La démarche de tokenisation du Royaume-Uni, ancrée par une obligation numérique en 2027, pourrait générer 44 milliards de dollars de production économique annuelle d'ici 2035, remodelant les marchés obligataires grâce à des échanges et des emprunts basés sur la blockchain.
Le plan du gouvernement britannique d'émettre une obligation numérique d'ici début 2027 et l'augmentation de la production annuelle prévue de 44 milliards de dollars grâce à la tokenisation sont favorables aux obligations d'État britanniques. Une plus grande accessibilité numérique et des échanges tokenisés pourraient stimuler la demande, ce qui pourrait faire baisser les rendements à moyen et long terme.
La tokenisation pourrait augmenter la demande d'obligations britanniques en réduisant les barrières à l'entrée et en améliorant la liquidité, ce qui pourrait potentiellement faire baisser les rendements au fil du temps à mesure que les obligations numériques attirent une base d'investisseurs plus large.
La première obligation numérique est prévue pour début 2027, de sorte que l'impact matériel sur le marché sera probablement à long terme. Les échanges à court terme peuvent réagir aux étapes de la feuille de route, mais la pleine intégration se déroulera sur plusieurs années.

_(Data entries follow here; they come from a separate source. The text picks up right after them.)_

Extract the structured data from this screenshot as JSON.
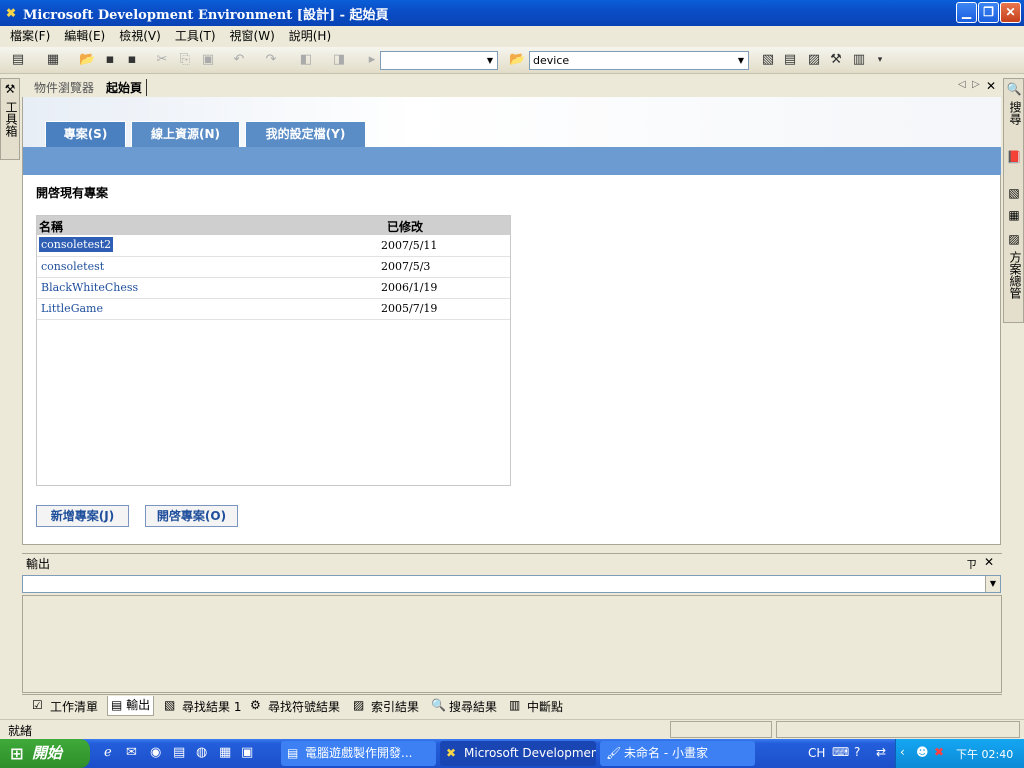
{
  "window": {
    "title": "Microsoft Development Environment [設計] - 起始頁"
  },
  "menu": [
    "檔案(F)",
    "編輯(E)",
    "檢視(V)",
    "工具(T)",
    "視窗(W)",
    "說明(H)"
  ],
  "toolbar": {
    "config_combo": "",
    "device_combo": "device"
  },
  "left_toolbox": {
    "label": "工具箱"
  },
  "right_panels": {
    "search": "搜尋",
    "solution": "方案總管"
  },
  "doc_tabs": [
    {
      "label": "物件瀏覽器"
    },
    {
      "label": "起始頁"
    }
  ],
  "start_page": {
    "tabs": [
      "專案(S)",
      "線上資源(N)",
      "我的設定檔(Y)"
    ],
    "section_title": "開啓現有專案",
    "columns": {
      "name": "名稱",
      "modified": "已修改"
    },
    "projects": [
      {
        "name": "consoletest2",
        "date": "2007/5/11"
      },
      {
        "name": "consoletest",
        "date": "2007/5/3"
      },
      {
        "name": "BlackWhiteChess",
        "date": "2006/1/19"
      },
      {
        "name": "LittleGame",
        "date": "2005/7/19"
      }
    ],
    "new_project": "新增專案(J)",
    "open_project": "開啓專案(O)"
  },
  "output": {
    "title": "輸出",
    "pin": "ㄗ",
    "close": "✕"
  },
  "bottom_tabs": [
    "工作清單",
    "輸出",
    "尋找結果 1",
    "尋找符號結果",
    "索引結果",
    "搜尋結果",
    "中斷點"
  ],
  "status": {
    "text": "就緒"
  },
  "taskbar": {
    "start": "開始",
    "tasks": [
      "電腦遊戲製作開發...",
      "Microsoft Developmen...",
      "未命名 - 小畫家"
    ],
    "lang": "CH",
    "clock": "下午 02:40"
  }
}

The government-backed roadmap calls for the UK’s first digital gilt by early 2027 and seeks to make tokenized bonds usable for trading and borrowing.
Il s'agit d'un plan soutenu par le gouvernement visant à émettre une obligation d'État britannique basée sur la blockchain d'ici début 2027, permettant aux obligations tokenisées d'être utilisées à la fois pour le commerce et l'emprunt, dans le cadre d'un effort plus large visant à moderniser les marchés financiers.
Un rapport cité dans l'article estime que la tokenisation pourrait ajouter 44 milliards de dollars à la production économique annuelle du Royaume-Uni d'ici 2035, grâce à des gains d'efficacité, une plus large participation du marché et de nouveaux produits financiers.
La feuille de route vise la première obligation numérique début 2027, marquant un calendrier concret pour l'intégration de la blockchain dans la dette souveraine, ce qui pourrait transformer la manière dont les obligations d'État britanniques sont émises, négociées et réglées.